Green Suits: Sustainability in Action in and around the Boulder Valley School District (BVSD)
Green Suits BVSD features nearly 80 photographs taken by middle and high school students selected by a jury of professional photographers and sustainability experts.
Students at Casey and Manhattan Middle Schools and Boulder, Centaurus, Fairview, and Monarch High Schools had an opportunity to wear, experience, and photograph sustainability in action in and around their schools and communities wearing “green suits.”
First, Second, and Third Prizes were awarded by the jury in sustainability themes including nature, energy, transportation waste and food with special attention to how the themes affect people socially and culturally. The first-ever James Balog Award was also given, selected by and named after the acclaimed photographer featured in the films The Human Element and Chasing Ice who is also a scientist, adventurer, and President and Founder of the Colorado-based Extreme Ice Survey and Earth Vision Trust.
The idea of “green suits” was originally conceived by Dr. Beth Osnes, University of Colorado, Boulder (CU) Theatre & Dance faculty member and co-founder of Inside the Greenhouse, as part of ITG’s Green Suits Your City project. According to Osnes, Green Suits aims at “by passing people’s defenses to climate communication by catching their attention in a fun and quirky way.”
The Green Suits: Sustainability in Action collaboration was initiated by EcoArts Connections, bringing together BVSD Sustainability Coordinator Dr. Ghita Carroll’s pioneering work with BVSD schools, Dr. Lisa Gardiner’s expertise in combining science and art at the UCAR Center for Science Education, and Osnes’s Green Suits Your City idea.

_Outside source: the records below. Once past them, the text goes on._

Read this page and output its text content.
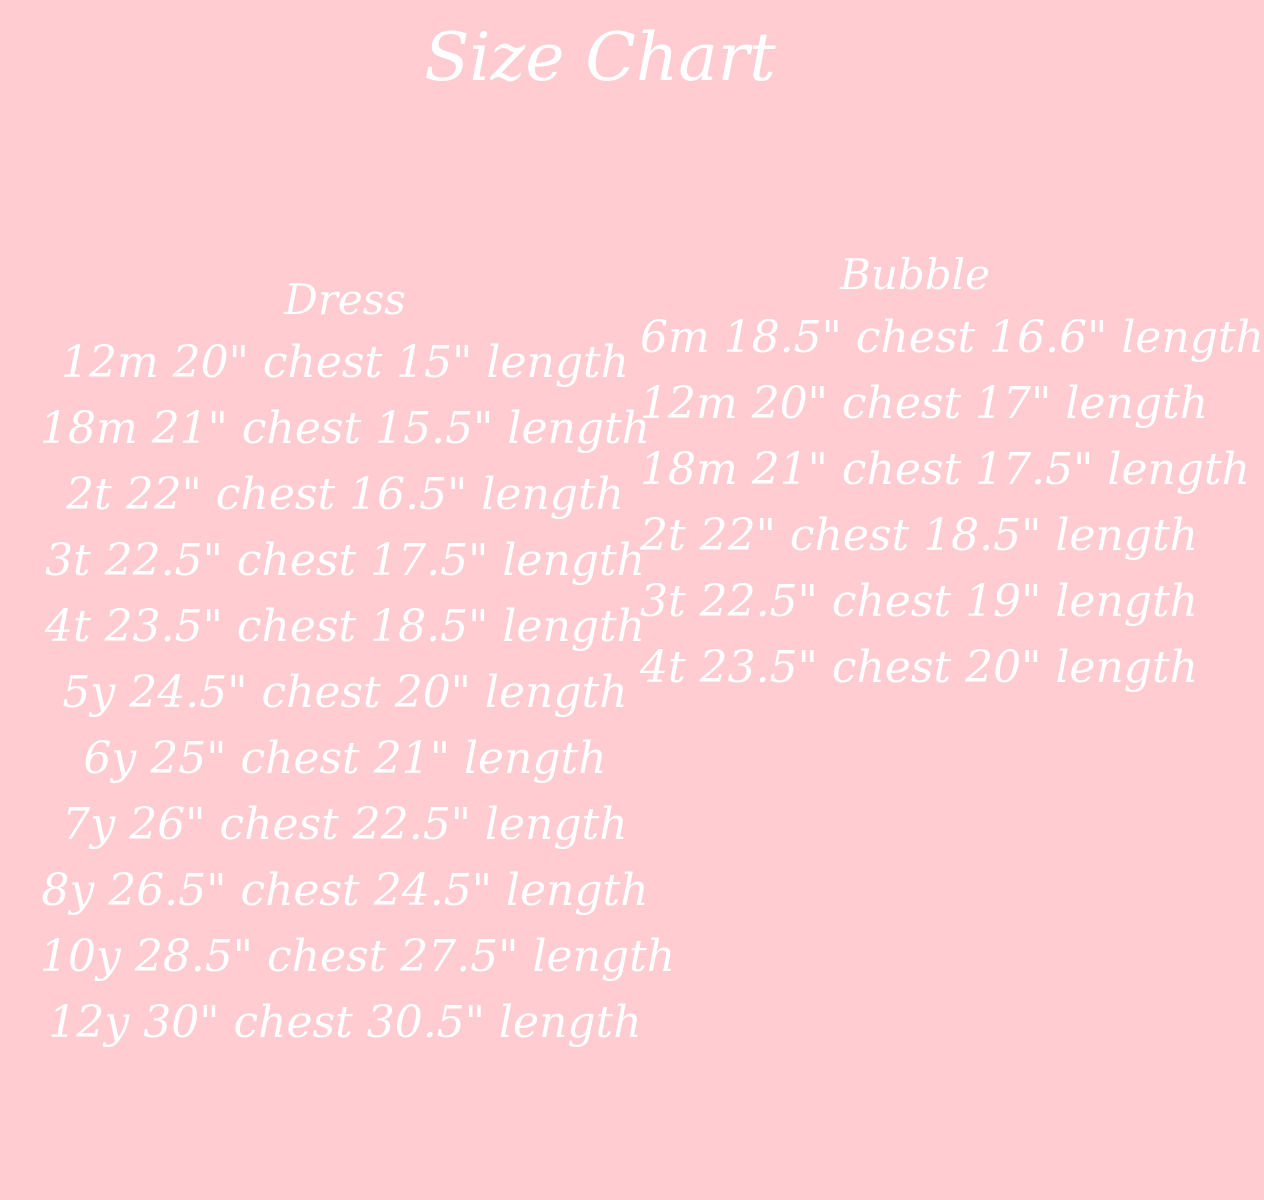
Size Chart
Dress
12m 20" chest 15" length
18m 21" chest 15.5" length
2t 22" chest 16.5" length
3t 22.5" chest 17.5" length
4t 23.5" chest 18.5" length
5y 24.5" chest 20" length
6y 25" chest 21" length
7y 26" chest 22.5" length
8y 26.5" chest 24.5" length
10y 28.5" chest 27.5" length
12y 30" chest 30.5" length
Bubble
6m 18.5" chest 16.6" length
12m 20" chest 17" length
18m 21" chest 17.5" length
2t 22" chest 18.5" length
3t 22.5" chest 19" length
4t 23.5" chest 20" length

Osnes loaned green suits to the six participating schools. Art and Language Arts teachers asked students to set, create, and photograph scenes of sustainability in action including one or more students dressed in a green suit—and then to write a description of up to 150 words for each photo describing how the photo relates to their chosen sustainability theme(s).
When describing the Green Suits idea, Osnes says, “We may not be able to merely think our way out of our current environmental situation. We may have to take risks of the imagination, shake up our behavior, and make unlikely connections. We might benefit from discovering new ways of communicating while doing this—ways that help us to feel what unites us above what divides us. Since words can trip and snag us, this project is visual, physical, playful, and a bit silly. That could all seem frivolous, yet I have a hunch something important can happen when we connect around delight.”